More than half (56%) of DIY investors increased their exposure to cash in the three-month period between February to April, Charles Stanley Direct has revealed.
The investment management company said that investors hadtaken action following market uncertainty around the impact of President Trump’s tariffs and the volatility which ensued.
These events saw a 10% increase from DIY investors increasing their cash holdings following the Autumn Budget last year, which stood at 46%.
The firm’s latest research also found that other alternative investments were also popular for DIY investors in this period amid the tariff-induced market activity.
Almost half (48%) of DIY investors increased their exposure to gold between February and April, while 46% increased their exposure to property.
Chief investment analyst at Charles Stanley Direct, Rob Morgan, said: "During times of uncertainty, keeping funds liquid or in lower risk investments can be beneficial to help weather a market storm. This holds true if we look at how Trump’s Liberation Day saw over £4trn wiped off the stock market overnight.
"While investors may have dashed for cash to find a temporary safe haven for their investments, it’s not generally something that holds as part of a long-term investment strategy. Fundamentally, in times of market volatility investors need to keep calm, stick to their investing plans, and keep focused on the fact that sharp short-term moves should pale into insignificance over multiple years and decades.

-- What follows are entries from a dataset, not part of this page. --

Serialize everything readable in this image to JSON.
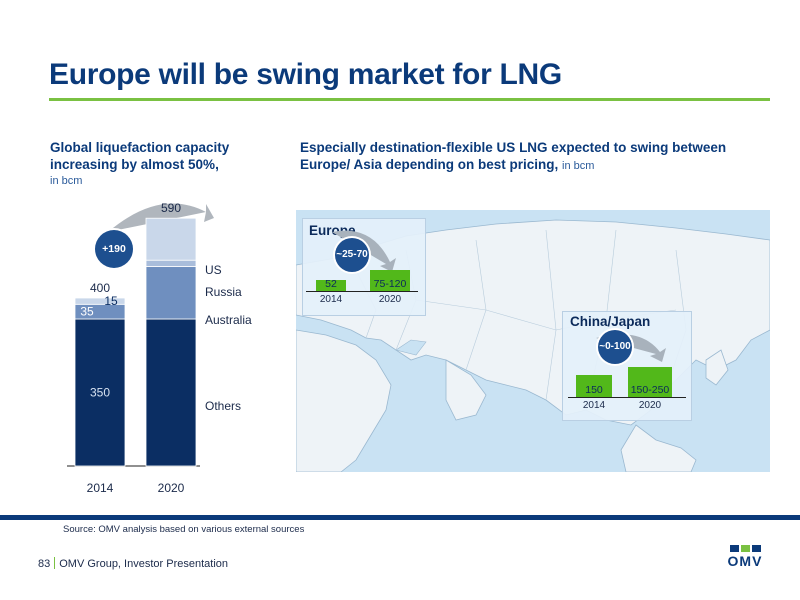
{
  "slide": {
    "title": "Europe will be swing market for LNG",
    "left_heading": "Global liquefaction capacity increasing by almost 50%,",
    "left_unit": "in bcm",
    "right_heading": "Especially destination-flexible US LNG expected to swing between Europe/ Asia depending on best pricing,",
    "right_unit": "in bcm",
    "source": "Source: OMV analysis based on various external sources",
    "page_number": "83",
    "footer_text": "OMV Group, Investor Presentation",
    "logo_text": "OMV"
  },
  "chart_data": [
    {
      "type": "bar",
      "stacked": true,
      "categories": [
        "2014",
        "2020"
      ],
      "series": [
        {
          "name": "Others",
          "values": [
            350,
            350
          ],
          "labels": [
            "350",
            ""
          ],
          "color": "#0b2e63"
        },
        {
          "name": "Australia",
          "values": [
            35,
            125
          ],
          "labels": [
            "35",
            ""
          ],
          "color": "#6f8fbf"
        },
        {
          "name": "Russia",
          "values": [
            0,
            15
          ],
          "labels": [
            "",
            ""
          ],
          "color": "#a9bddb"
        },
        {
          "name": "US",
          "values": [
            15,
            100
          ],
          "labels": [
            "15",
            ""
          ],
          "color": "#c9d7ea"
        }
      ],
      "totals": [
        "400",
        "590"
      ],
      "delta_label": "+190",
      "ylim": [
        0,
        640
      ]
    },
    {
      "type": "bar",
      "region": "Europe",
      "categories": [
        "2014",
        "2020"
      ],
      "value_labels": [
        "52",
        "75-120"
      ],
      "values": [
        52,
        97.5
      ],
      "swing_label": "~25-70",
      "color": "#52b81a"
    },
    {
      "type": "bar",
      "region": "China/Japan",
      "categories": [
        "2014",
        "2020"
      ],
      "value_labels": [
        "150",
        "150-250"
      ],
      "values": [
        150,
        200
      ],
      "swing_label": "~0-100",
      "color": "#52b81a"
    }
  ]
}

"Some may even look to capitalise on market turbulence. Through holding safe investments, such as cash or short-term bond funds, these can be quickly sold and reinvested into other areas at opportune moments.
"However, market timing is notoriously hard and tends to require luck as well as judgement. For an emergency fund and for any planned spending there is no alternative to cash. But those tempted to park large amounts of their ‘long term’ money in cash risk missing out over the longer term."